This past summer I was urged by Octagon adviser Patricia Fels to write an entry about the political tensions that were brewing in Hong Kong.

I even penned half of it on July 1, the traditional day of protest against the government.

But halfway through, I stopped writing. My cousin convinced me that the city was going back to normal.

“This is just what happens every year since Hong Kong was taken back,” my cousin Rocky said.

“It’s nothing. You Americans are just not used to seeing 40,000 people walking down the street together.”

So I tossed away what I had written and then got overwhelmed by work, never finishing.

That was until this past weekend. Hong Kong, the gleaming emblem of order, has irrevocably changed.

Ironically I was in New York City, at the base of what was to be named “Freedom Tower” adjacent to the old site of the World Trade Center, when my former  Hong Kong Summerbridge students began messaging me.

I had assumed that they were just sending pleasantries, the type that happen once a week.

But they weren’t.

They were sending me videos of the protests erupting across the city.

It took me by surprise, actually, that my students were on the streets. The majority live in the suburbs of Hong Kong, an hour or more away from Central and Admiralty, where the protests were happening.

But they were out there, joining tens of thousands of their fellow citizens, standing up for their future.

Watching the videos and seeing the pictures of my own students, 12-15 years old—who seemed naive and young at times this summer—getting pepper-sprayed, tear-gassed, and fleeing for their lives from militant police in riot gear shocked me.

For the closing celebration at Hong Kong Summerbridge, my students sang a song about the classes that they had taken part in. One class was on Human Rights. The lyrics now seem prophetic.

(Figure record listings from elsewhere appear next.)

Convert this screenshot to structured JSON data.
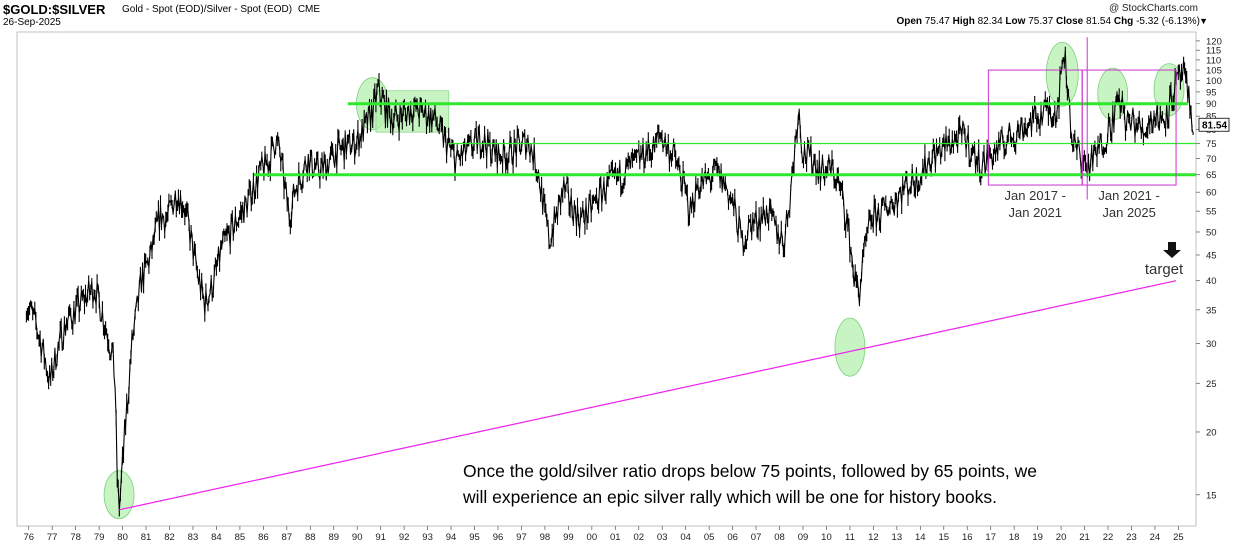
{
  "header": {
    "symbol": "$GOLD:$SILVER",
    "description": "Gold - Spot (EOD)/Silver - Spot (EOD)",
    "exchange": "CME",
    "date": "26-Sep-2025",
    "watermark": "@ StockCharts.com",
    "open_label": "Open",
    "open": "75.47",
    "high_label": "High",
    "high": "82.34",
    "low_label": "Low",
    "low": "75.37",
    "close_label": "Close",
    "close": "81.54",
    "chg_label": "Chg",
    "chg": "-5.32 (-6.13%)",
    "dropdown_icon": "triangle-down-icon"
  },
  "colors": {
    "price": "#000000",
    "support_line": "#2ee82e",
    "trendline": "#ee22ee",
    "highlight": "#b6f0b0",
    "box": "#cc33cc",
    "last_price_box": "#ffffff",
    "grid": "#e6e6e6"
  },
  "chart_data": {
    "type": "line",
    "log_scale": true,
    "grid": false,
    "y_ticks": [
      15,
      20,
      25,
      30,
      35,
      40,
      45,
      50,
      55,
      60,
      65,
      70,
      75,
      80,
      85,
      90,
      95,
      100,
      105,
      110,
      115,
      120
    ],
    "x_ticks": [
      "76",
      "77",
      "78",
      "79",
      "80",
      "81",
      "82",
      "83",
      "84",
      "85",
      "86",
      "87",
      "88",
      "89",
      "90",
      "91",
      "92",
      "93",
      "94",
      "95",
      "96",
      "97",
      "98",
      "99",
      "00",
      "01",
      "02",
      "03",
      "04",
      "05",
      "06",
      "07",
      "08",
      "09",
      "10",
      "11",
      "12",
      "13",
      "14",
      "15",
      "16",
      "17",
      "18",
      "19",
      "20",
      "21",
      "22",
      "23",
      "24",
      "25"
    ],
    "last_value": "81.54",
    "series": [
      {
        "values_approx": [
          [
            1976.0,
            36
          ],
          [
            1976.4,
            33
          ],
          [
            1976.8,
            28
          ],
          [
            1977.0,
            25
          ],
          [
            1977.3,
            29
          ],
          [
            1977.7,
            33
          ],
          [
            1978.1,
            35
          ],
          [
            1978.5,
            37
          ],
          [
            1978.9,
            39
          ],
          [
            1979.2,
            35
          ],
          [
            1979.5,
            31
          ],
          [
            1979.7,
            28
          ],
          [
            1979.8,
            24
          ],
          [
            1979.85,
            17
          ],
          [
            1979.95,
            14
          ],
          [
            1980.05,
            16
          ],
          [
            1980.2,
            20
          ],
          [
            1980.5,
            30
          ],
          [
            1980.9,
            40
          ],
          [
            1981.3,
            45
          ],
          [
            1981.7,
            54
          ],
          [
            1982.0,
            53
          ],
          [
            1982.4,
            60
          ],
          [
            1982.7,
            57
          ],
          [
            1983.0,
            49
          ],
          [
            1983.3,
            41
          ],
          [
            1983.6,
            36
          ],
          [
            1984.0,
            40
          ],
          [
            1984.3,
            46
          ],
          [
            1984.7,
            50
          ],
          [
            1985.0,
            53
          ],
          [
            1985.4,
            57
          ],
          [
            1985.7,
            62
          ],
          [
            1986.0,
            66
          ],
          [
            1986.4,
            70
          ],
          [
            1986.6,
            77
          ],
          [
            1986.8,
            72
          ],
          [
            1987.0,
            62
          ],
          [
            1987.2,
            54
          ],
          [
            1987.5,
            62
          ],
          [
            1988.0,
            70
          ],
          [
            1988.4,
            66
          ],
          [
            1988.8,
            68
          ],
          [
            1989.2,
            72
          ],
          [
            1989.6,
            74
          ],
          [
            1990.0,
            75
          ],
          [
            1990.4,
            80
          ],
          [
            1990.8,
            88
          ],
          [
            1991.0,
            96
          ],
          [
            1991.3,
            88
          ],
          [
            1991.7,
            84
          ],
          [
            1992.1,
            86
          ],
          [
            1992.5,
            88
          ],
          [
            1993.0,
            86
          ],
          [
            1993.4,
            84
          ],
          [
            1993.7,
            78
          ],
          [
            1994.0,
            74
          ],
          [
            1994.3,
            69
          ],
          [
            1994.7,
            72
          ],
          [
            1995.0,
            74
          ],
          [
            1995.4,
            77
          ],
          [
            1995.8,
            73
          ],
          [
            1996.2,
            71
          ],
          [
            1996.6,
            72
          ],
          [
            1997.0,
            74
          ],
          [
            1997.4,
            76
          ],
          [
            1997.8,
            67
          ],
          [
            1998.1,
            54
          ],
          [
            1998.3,
            48
          ],
          [
            1998.6,
            54
          ],
          [
            1998.9,
            61
          ],
          [
            1999.2,
            57
          ],
          [
            1999.6,
            53
          ],
          [
            2000.0,
            55
          ],
          [
            2000.4,
            59
          ],
          [
            2000.8,
            62
          ],
          [
            2001.2,
            64
          ],
          [
            2001.6,
            67
          ],
          [
            2002.0,
            69
          ],
          [
            2002.4,
            72
          ],
          [
            2002.8,
            74
          ],
          [
            2003.0,
            79
          ],
          [
            2003.3,
            74
          ],
          [
            2003.6,
            71
          ],
          [
            2004.0,
            62
          ],
          [
            2004.3,
            55
          ],
          [
            2004.6,
            62
          ],
          [
            2005.0,
            63
          ],
          [
            2005.4,
            66
          ],
          [
            2005.8,
            62
          ],
          [
            2006.2,
            55
          ],
          [
            2006.5,
            48
          ],
          [
            2006.9,
            52
          ],
          [
            2007.2,
            53
          ],
          [
            2007.6,
            55
          ],
          [
            2008.0,
            50
          ],
          [
            2008.3,
            48
          ],
          [
            2008.6,
            62
          ],
          [
            2008.8,
            78
          ],
          [
            2008.9,
            88
          ],
          [
            2009.1,
            72
          ],
          [
            2009.5,
            70
          ],
          [
            2009.9,
            66
          ],
          [
            2010.3,
            67
          ],
          [
            2010.6,
            63
          ],
          [
            2010.9,
            55
          ],
          [
            2011.1,
            48
          ],
          [
            2011.3,
            40
          ],
          [
            2011.5,
            38
          ],
          [
            2011.7,
            45
          ],
          [
            2012.0,
            53
          ],
          [
            2012.5,
            55
          ],
          [
            2013.0,
            58
          ],
          [
            2013.5,
            62
          ],
          [
            2014.0,
            64
          ],
          [
            2014.5,
            70
          ],
          [
            2015.0,
            73
          ],
          [
            2015.5,
            76
          ],
          [
            2016.0,
            78
          ],
          [
            2016.3,
            72
          ],
          [
            2016.7,
            68
          ],
          [
            2017.0,
            70
          ],
          [
            2017.5,
            74
          ],
          [
            2018.0,
            78
          ],
          [
            2018.5,
            81
          ],
          [
            2019.0,
            84
          ],
          [
            2019.5,
            88
          ],
          [
            2019.9,
            87
          ],
          [
            2020.1,
            100
          ],
          [
            2020.2,
            118
          ],
          [
            2020.4,
            96
          ],
          [
            2020.6,
            74
          ],
          [
            2020.9,
            72
          ],
          [
            2021.2,
            67
          ],
          [
            2021.5,
            70
          ],
          [
            2021.9,
            76
          ],
          [
            2022.3,
            84
          ],
          [
            2022.6,
            92
          ],
          [
            2022.9,
            82
          ],
          [
            2023.2,
            83
          ],
          [
            2023.6,
            79
          ],
          [
            2023.9,
            84
          ],
          [
            2024.2,
            85
          ],
          [
            2024.5,
            84
          ],
          [
            2024.7,
            89
          ],
          [
            2024.9,
            95
          ],
          [
            2025.1,
            100
          ],
          [
            2025.3,
            104
          ],
          [
            2025.5,
            93
          ],
          [
            2025.7,
            85
          ],
          [
            2025.74,
            81.54
          ]
        ]
      }
    ],
    "annotations": {
      "support_levels": [
        90,
        75,
        65
      ],
      "trendline": {
        "from": [
          1979.95,
          14
        ],
        "to": [
          2025.0,
          40
        ]
      },
      "boxes": [
        {
          "x_from": 2017.0,
          "x_to": 2021.0,
          "y_from": 62,
          "y_to": 105,
          "label_line1": "Jan 2017 -",
          "label_line2": "Jan 2021"
        },
        {
          "x_from": 2021.0,
          "x_to": 2025.0,
          "y_from": 62,
          "y_to": 105,
          "label_line1": "Jan 2021 -",
          "label_line2": "Jan 2025"
        }
      ],
      "divider_year": 2021.0,
      "target_label": "target",
      "target_icon": "arrow-down-icon"
    }
  },
  "caption_line1": "Once the gold/silver ratio drops below 75 points, followed by 65 points, we",
  "caption_line2": "will experience an epic silver rally which will be one for history books."
}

“We have human rights; no one can bring us down; social change is just around the corner now; apartheid, segregation, we know what they mean; What can we do to make a better world?”

They know. They are marching.

Since Saturday Hong Kongers have been hitting the streets in droves. From Causeway Bay to Admiralty, Central to Wan Chai, and even on the Kowloon side in Mong Kok, spontaneously Hong Kongers flooded the streets. All the places they went to are major transportation, business, commerce or retail hubs. The beating hearts of Hong Kong are paralyzed.

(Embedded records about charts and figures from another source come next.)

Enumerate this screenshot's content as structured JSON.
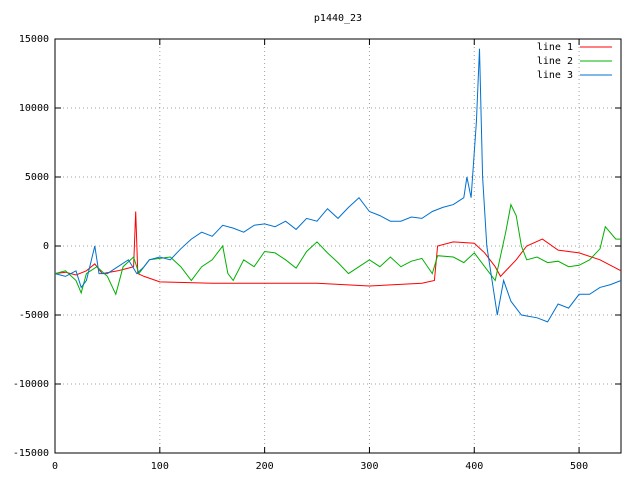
{
  "chart_data": {
    "type": "line",
    "title": "p1440_23",
    "xlim": [
      0,
      540
    ],
    "xticks": [
      0,
      100,
      200,
      300,
      400,
      500
    ],
    "ylim": [
      -15000,
      15000
    ],
    "yticks": [
      -15000,
      -10000,
      -5000,
      0,
      5000,
      10000,
      15000
    ],
    "grid": true,
    "legend": "top-right",
    "series": [
      {
        "name": "line 1",
        "color": "#ff0000",
        "x": [
          0,
          10,
          20,
          30,
          38,
          45,
          60,
          70,
          75,
          77,
          79,
          85,
          100,
          150,
          200,
          250,
          300,
          350,
          362,
          365,
          380,
          400,
          410,
          420,
          425,
          440,
          450,
          465,
          480,
          500,
          520,
          540
        ],
        "values": [
          -2000,
          -1900,
          -2100,
          -1800,
          -1300,
          -2000,
          -1800,
          -1600,
          -1500,
          2500,
          -2000,
          -2200,
          -2600,
          -2700,
          -2700,
          -2700,
          -2900,
          -2700,
          -2500,
          0,
          300,
          200,
          -500,
          -1500,
          -2200,
          -1000,
          0,
          500,
          -300,
          -500,
          -1000,
          -1800
        ]
      },
      {
        "name": "line 2",
        "color": "#00b000",
        "x": [
          0,
          10,
          20,
          25,
          30,
          40,
          50,
          58,
          65,
          75,
          80,
          90,
          100,
          110,
          120,
          130,
          140,
          150,
          160,
          165,
          170,
          180,
          190,
          200,
          210,
          220,
          230,
          240,
          250,
          260,
          270,
          280,
          290,
          300,
          310,
          320,
          330,
          340,
          350,
          360,
          365,
          380,
          390,
          400,
          410,
          420,
          430,
          435,
          440,
          445,
          450,
          460,
          470,
          480,
          490,
          500,
          510,
          520,
          525,
          535,
          540
        ],
        "values": [
          -2000,
          -1800,
          -2500,
          -3400,
          -2000,
          -1500,
          -2200,
          -3500,
          -1500,
          -800,
          -2000,
          -1000,
          -900,
          -800,
          -1500,
          -2500,
          -1500,
          -1000,
          0,
          -2000,
          -2500,
          -1000,
          -1500,
          -400,
          -500,
          -1000,
          -1600,
          -400,
          300,
          -500,
          -1200,
          -2000,
          -1500,
          -1000,
          -1500,
          -800,
          -1500,
          -1100,
          -900,
          -2000,
          -700,
          -800,
          -1200,
          -500,
          -1500,
          -2500,
          1000,
          3000,
          2200,
          0,
          -1000,
          -800,
          -1200,
          -1100,
          -1500,
          -1400,
          -1000,
          -200,
          1400,
          500,
          500
        ]
      },
      {
        "name": "line 3",
        "color": "#0070d0",
        "x": [
          0,
          10,
          20,
          25,
          30,
          38,
          42,
          50,
          60,
          70,
          78,
          85,
          90,
          100,
          110,
          120,
          130,
          140,
          150,
          160,
          170,
          180,
          190,
          200,
          210,
          220,
          230,
          240,
          250,
          260,
          270,
          280,
          290,
          300,
          310,
          320,
          330,
          340,
          350,
          360,
          370,
          380,
          390,
          393,
          397,
          402,
          405,
          408,
          412,
          418,
          422,
          428,
          435,
          445,
          460,
          470,
          480,
          490,
          500,
          510,
          520,
          530,
          540
        ],
        "values": [
          -2000,
          -2200,
          -1800,
          -3000,
          -2500,
          0,
          -2000,
          -2000,
          -1500,
          -1000,
          -2000,
          -1500,
          -1000,
          -800,
          -1000,
          -200,
          500,
          1000,
          700,
          1500,
          1300,
          1000,
          1500,
          1600,
          1400,
          1800,
          1200,
          2000,
          1800,
          2700,
          2000,
          2800,
          3500,
          2500,
          2200,
          1800,
          1800,
          2100,
          2000,
          2500,
          2800,
          3000,
          3500,
          5000,
          3500,
          9000,
          14300,
          5000,
          0,
          -3000,
          -5000,
          -2500,
          -4000,
          -5000,
          -5200,
          -5500,
          -4200,
          -4500,
          -3500,
          -3500,
          -3000,
          -2800,
          -2500
        ]
      }
    ]
  }
}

The efficient subway system that became my addiction this past summer is not working in some parts of the city. Exits in Causeway Bay, Admiralty and Central are either shut, or barricaded by police to prevent more protesters from coming. Tanks rolled under the Victoria Harbor tunnels, clearly trying to send a message to Hong Kongers.

“You’re not special anymore. What we did in Tiananmen Square, we can do to you.”

But Hong Kong and Hong Kongers are special. A century of British rule, law and respect for human rights has created a people dramatically different in thinking.

“Whatever, it’s Hong Kong, not my problem. After all, the government is always right,” a Country Day student from Mainland China told me recently.

I sat there, incredulous. Could they really be that unfeeling? Can 1.3 billion people really be that naive?

In Mainland China, mentions of “Hong Kong,” “Central,” “student protests,” even the word “umbrella” are being censored. The information control is so effective in China that when I called a close friend’s mother living in Shenzhen (just 15 miles from Central), she had no idea what was happening.

China hawks in the media have said that Xi Jinping, president of China, won’t dare to comment in a forceful manner because he fears unrest in cities like Shanghai and Beijing, where incomes in some segments of the population have reached Hong Kong levels.

The rationale is that if the people of Hong Kong can get democracy, what’s to stop a Beijinger or a Shanghaier from expecting a vote?

I have news for you, Mr. Xi.

It won’t matter if they know. Your party’s brainwashing has been so effective—so meticulous at wiping out any trace of opposition in the streets, on the Internet and in the history books—that they won’t care.

But over in Hong Kong, my students are popping up across the city in protest after protest. In fact, my director Shirley Man told us that Summerbridge students are manning the provisions stockpile.

“This isn’t organized.” a former Summerbridge student emailed me. “We are all banding together, all for one, one for Hong Kong.

“Like that movie we watched at Summerbridge (“High School Musical 2”).”

Hong Kong was a powder keg when I arrived in June. I chose to ignore the situation. Now I’m afraid it has blown up.